The dynamic tether advocates (like many things on saddlehunter) continue to hype benefits while disregarding or failing to mention downsides or risks. I wasn’t advocating for either, I simply said they each have pros and cons. That’s why I think it’s lame to come on here and safe shame people based on no data and without talking about other risks. And simply saying dynamic tethers are safer is the biggest gut feeling response there is. Why is it safer? Quantify why it is safer or provided data that suggests otherwise, otherwise it’s just your unsupported opinion. And No, bouncing around on a short tether as a justification for it being safer to fall 4 ft from is not doing it for me.
This is a lot chirpier than I like to be over text forums but I felt called out on your reply haha
sorry if I rubbed you the wrong way, I don't think I shamed anyone
I don't think it is fair not to share your reasoning with others that might read this and be influenced by it. I'll share my calculations here.
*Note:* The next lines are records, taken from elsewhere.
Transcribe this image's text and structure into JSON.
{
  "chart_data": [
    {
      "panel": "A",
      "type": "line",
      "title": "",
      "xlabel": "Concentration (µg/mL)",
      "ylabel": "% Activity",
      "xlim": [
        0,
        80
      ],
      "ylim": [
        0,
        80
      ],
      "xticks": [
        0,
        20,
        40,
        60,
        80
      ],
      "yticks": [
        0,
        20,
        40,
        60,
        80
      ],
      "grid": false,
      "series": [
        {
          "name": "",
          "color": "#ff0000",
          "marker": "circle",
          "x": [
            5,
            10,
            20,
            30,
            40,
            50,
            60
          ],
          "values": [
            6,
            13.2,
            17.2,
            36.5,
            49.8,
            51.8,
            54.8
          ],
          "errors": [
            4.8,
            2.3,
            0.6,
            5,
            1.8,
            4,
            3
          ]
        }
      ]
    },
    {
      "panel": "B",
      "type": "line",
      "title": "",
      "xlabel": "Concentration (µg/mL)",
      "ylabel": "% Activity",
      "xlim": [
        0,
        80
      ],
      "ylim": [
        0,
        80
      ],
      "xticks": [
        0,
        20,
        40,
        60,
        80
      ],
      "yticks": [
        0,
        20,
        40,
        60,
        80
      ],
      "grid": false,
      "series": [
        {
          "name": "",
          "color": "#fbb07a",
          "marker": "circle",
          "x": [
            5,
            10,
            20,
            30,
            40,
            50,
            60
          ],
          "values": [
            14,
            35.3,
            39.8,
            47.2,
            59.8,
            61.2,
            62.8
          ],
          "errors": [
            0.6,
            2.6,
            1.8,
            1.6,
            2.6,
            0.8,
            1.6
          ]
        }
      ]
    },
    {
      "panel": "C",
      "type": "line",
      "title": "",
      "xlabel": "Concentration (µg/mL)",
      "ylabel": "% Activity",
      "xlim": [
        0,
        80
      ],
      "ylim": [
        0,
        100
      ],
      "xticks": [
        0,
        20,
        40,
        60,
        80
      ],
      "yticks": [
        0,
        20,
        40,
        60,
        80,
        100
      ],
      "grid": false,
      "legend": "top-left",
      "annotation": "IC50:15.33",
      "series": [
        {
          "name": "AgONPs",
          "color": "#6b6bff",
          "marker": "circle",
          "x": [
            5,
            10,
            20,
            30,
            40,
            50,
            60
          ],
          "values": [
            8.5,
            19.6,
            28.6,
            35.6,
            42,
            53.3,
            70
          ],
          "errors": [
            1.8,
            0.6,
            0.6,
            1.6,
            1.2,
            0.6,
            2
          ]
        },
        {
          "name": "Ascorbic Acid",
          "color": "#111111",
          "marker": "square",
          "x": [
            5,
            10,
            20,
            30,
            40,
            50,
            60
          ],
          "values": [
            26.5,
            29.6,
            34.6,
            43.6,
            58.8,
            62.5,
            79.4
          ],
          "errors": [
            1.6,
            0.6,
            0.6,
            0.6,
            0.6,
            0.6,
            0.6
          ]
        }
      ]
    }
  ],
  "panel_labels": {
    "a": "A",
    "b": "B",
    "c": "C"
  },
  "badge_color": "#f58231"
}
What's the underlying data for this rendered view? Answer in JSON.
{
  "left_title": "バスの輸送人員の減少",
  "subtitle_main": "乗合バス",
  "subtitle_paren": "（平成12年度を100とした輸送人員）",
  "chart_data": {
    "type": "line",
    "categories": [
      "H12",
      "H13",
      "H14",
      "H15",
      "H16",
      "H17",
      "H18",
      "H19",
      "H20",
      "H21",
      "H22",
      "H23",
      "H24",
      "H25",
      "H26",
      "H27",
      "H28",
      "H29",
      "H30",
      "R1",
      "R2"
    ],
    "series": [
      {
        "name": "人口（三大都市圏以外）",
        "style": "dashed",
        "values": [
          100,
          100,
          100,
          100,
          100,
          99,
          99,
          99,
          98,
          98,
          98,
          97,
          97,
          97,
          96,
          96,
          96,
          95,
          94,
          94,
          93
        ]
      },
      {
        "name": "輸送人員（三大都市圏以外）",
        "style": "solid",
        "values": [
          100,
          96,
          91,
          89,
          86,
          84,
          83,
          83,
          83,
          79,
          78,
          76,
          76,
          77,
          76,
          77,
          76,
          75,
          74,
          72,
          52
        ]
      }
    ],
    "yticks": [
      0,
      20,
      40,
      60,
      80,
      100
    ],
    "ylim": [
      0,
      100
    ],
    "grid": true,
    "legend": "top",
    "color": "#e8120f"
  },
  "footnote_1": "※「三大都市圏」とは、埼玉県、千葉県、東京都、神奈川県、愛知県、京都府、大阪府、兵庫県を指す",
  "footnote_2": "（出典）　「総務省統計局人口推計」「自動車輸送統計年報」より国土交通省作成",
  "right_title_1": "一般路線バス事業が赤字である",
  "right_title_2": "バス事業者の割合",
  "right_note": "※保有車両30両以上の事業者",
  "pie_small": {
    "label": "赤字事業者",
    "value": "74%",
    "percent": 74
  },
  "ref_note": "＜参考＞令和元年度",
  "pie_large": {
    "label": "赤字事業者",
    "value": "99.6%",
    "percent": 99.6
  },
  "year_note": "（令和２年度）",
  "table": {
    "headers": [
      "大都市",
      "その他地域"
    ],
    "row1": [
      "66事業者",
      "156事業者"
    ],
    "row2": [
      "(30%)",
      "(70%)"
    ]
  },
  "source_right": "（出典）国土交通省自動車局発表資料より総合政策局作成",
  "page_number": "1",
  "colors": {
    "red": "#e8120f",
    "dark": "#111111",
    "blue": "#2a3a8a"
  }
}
I'm not a physicist but I did teach a general science course for 5 years with a physics section and labs (which included drop experiments, impact, projectile motion) and I really enjoyed that and spent a lot of time on mine own studying Newtonian physics.
Of course, this is a simplification, but I believe it is an accurate one. I won't use real numbers but variables and will focus on percent reduction in force and not absolute reduction. After a certain % reduction, you might very well still get hurt or die, but I'll take a certain discount.
Falling under the force of gravity accelerates you at around 9.8 m/s/s
Your kinetic energy as a result of the fall will be KE = 1/2 * mass * velocity squared (velocity a result of gravity and time falling, of course)
The work that the rope has to do to slow you down is equal to that KE and is
Work = mass x acceleration x distance
The work is a function of your mass and fall time and so can be taken as a constant, it does not change no matter what is going on with the rope
Your mass is constant
The acceleration is the rope decelerating your body and the lower the number the better for you
Distance is the amount of rope stretch, with a stretchy rope decelerating you over a longer distance
We can rearrange the Work equation to
Work/(mass*distance) = acceleration
let's throw in a number of 1 (units don't matter here) and then 2 for rope stretch (distance over which the deceleration (negative acceleration) occurs)
Work/(mass x 1) is twice work/(mass x 2)
since (work/(mass x 1))/(work/(mass x 2)) = 2
So, the rope that stretches a unit of 1 will have twice the deceleration as a rope that stretches 2 units
The units here don't matter if we focus on the percentage change
A rope that stretches 2 inches will have half the deceleration from the rope as a rope that stretches 1 inch (this could also be 2 feet and 1 feet....it is still half with the 2 feet of stretch vs 1 foot).....this translates into half the instantaneous force since mass is constant and force = mass x acceleration
That's why the concrete vs grass example works, and not just for falls from standing height
There are a decent number of cases (I even know someone that observed this in the military) of people falling from planes (chute didn't open) and they landed in a field and survived.....I've never heard this happen on concrete......it might be possible to hit concrete and live but (although both are rare), I'd say the grass field is way, way more likely
When viewed this way, I don't think you have to include many other complicating factors.